Evaluation methodology determines how we measure model quality; the core choices are extrinsic vs intrinsic evaluation and the three-way train/dev/test data split.
Definition
Evaluation methodology is the set of decisions about how to measure whether a model is any good. Two orthogonal choices govern it:
- What to measure — extrinsic (task performance) vs intrinsic (model-level metric).
- What data to measure on — and how to split available data to get honest answers.
These choices apply to every model in the course, not just n-gram-language-models.
Extrinsic vs Intrinsic Evaluation
Extrinsic (in-vivo)
Put the model inside a real downstream task — machine translation, speech recognition, spam classification — run the task, measure a task-specific score (e.g., words translated correctly).
- Advantage: directly measures what you care about.
- Disadvantage: expensive, slow, task-specific. A model that excels at MT may fail at speech recognition.
Intrinsic (in-vitro)
Measure the model’s own quality directly, using a metric that does not require embedding it in an application. For language models, this metric is perplexity.
- Advantage: fast, cheap, general — one number that applies to any language model.
- Disadvantage: may not correlate perfectly with real-task performance. A model with low perplexity is not guaranteed to improve your downstream system.
In practice, intrinsic evaluation is used during development (fast iteration) and extrinsic evaluation is used for final validation (does it actually help?).
The Data Split
Train/test split
The most basic split:
- Training set: the data used to learn model parameters (e.g., count n-grams).
- Test set: a held-out dataset the model has never seen, used to measure generalisation.
The test set must be different from the training set. If they overlap, the model has already memorised the test data and will assign it artificially high probability — making itself look better than it really is. This is called “training on the test set” and it is bad science.
The three-way split (train/dev/test)
A two-way split is not enough. If you test on the test set, notice the result, adjust your model, and test again, you are implicitly tuning to the test set’s characteristics. After enough iterations you have effectively trained on it.
The fix: introduce a third dataset.
| Dataset | Purpose | When used | How often |
|---|---|---|---|
| Training | Learn model parameters | During training | Once |
| Development (dev) | Compare models, tune hyperparameters | During development | Many times |
| Test | Final evaluation of the chosen model | At the very end | Once |
The dev set absorbs all the iterative testing. The test set is reserved for one final evaluation so the reported number is honest.
COMMON MISCONCEPTION
The dev set and the test set serve different purposes even though both are “held out.” The dev set is your scratch paper — you can look at it as often as you like. The test set is the sealed exam — you open it once, report the score, and stop. Using the test set repeatedly during development turns it into a second dev set, which defeats its purpose.
Choosing Splits
All three datasets should be drawn from the same distribution:
- Task-specific model (e.g., legal document classifier): train, dev, and test should all contain legal documents.

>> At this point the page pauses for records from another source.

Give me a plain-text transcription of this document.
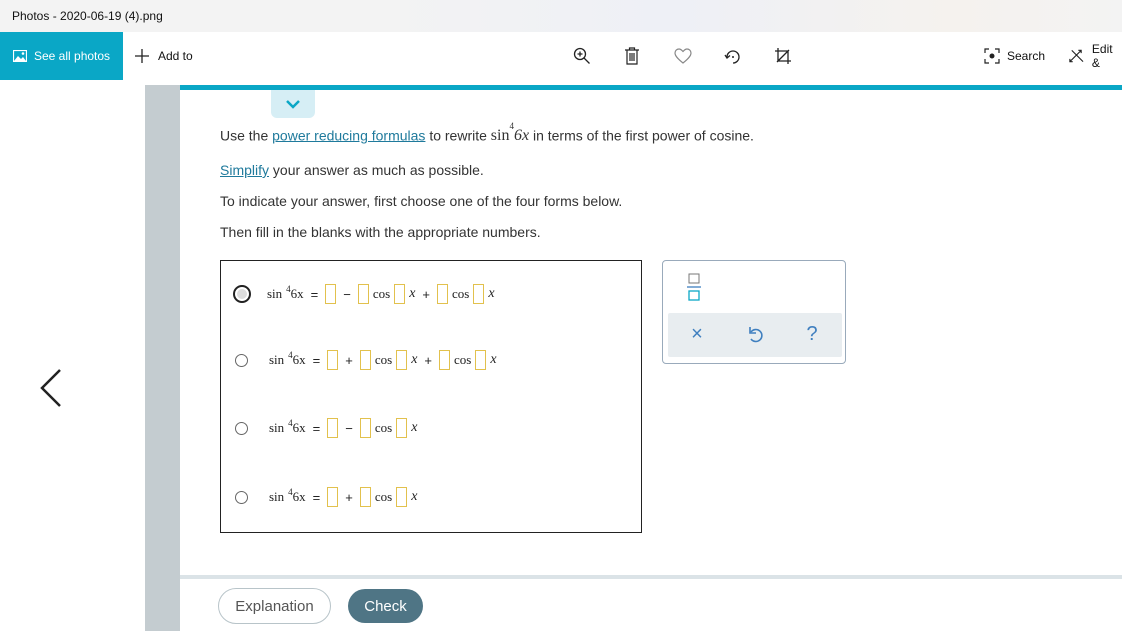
Photos - 2020-06-19 (4).png
See all photos	Add to	Search	Edit &
Use the power reducing formulas to rewrite $\sin^46x$ in terms of the first power of cosine.
Simplify your answer as much as possible.
To indicate your answer, first choose one of the four forms below.
Then fill in the blanks with the appropriate numbers.
sin $^4$ 6x = − cos x + cos x
sin $^4$ 6x = + cos x + cos x
sin $^4$ 6x = − cos x
sin $^4$ 6x = + cos x
×	?
Explanation	Check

- General-purpose model: train and test should both be diverse — different domains, authors, time periods, language varieties. Otherwise the model looks good on one narrow slice and fails on everything else.
Related
- perplexity — the standard intrinsic metric introduced alongside this methodology
- n-gram-language-models — the first model family where this evaluation framework is applied
- corpora — corpus composition determines whether train/test splits are representative
Active Recall
Why do we need three datasets (train/dev/test) rather than just two (train/test)? What specific problem does the dev set solve?
Repeatedly evaluating on the test set implicitly tunes the model to the test set’s characteristics — the researcher sees which changes improve the score and steers toward them. This is a form of overfitting to the test set. The dev set absorbs all this iterative evaluation so that the test set remains untouched. The final test-set evaluation is then an honest measure of generalization.
A researcher trains five different language models and evaluates each on the test set, then picks the best one and reports its test-set score. What methodological error has she committed?
She has used the test set for model selection, which is the dev set’s job. By choosing the model with the best test score, she has implicitly tuned to the test set. The reported score is now optimistic — it overestimates generalization to truly unseen data. The correct procedure: evaluate all five on the dev set, pick the best, then evaluate that single model on the test set once.
Explain the difference between extrinsic and intrinsic evaluation. When would you prefer each?
Extrinsic evaluation measures model quality on a real downstream task (MT, speech recognition); it directly measures utility but is expensive and task-specific. Intrinsic evaluation measures the model itself with a general metric like perplexity; it is fast and general but may not correlate perfectly with task performance. Use intrinsic during development for rapid iteration, extrinsic for final validation that the model actually helps the application you care about.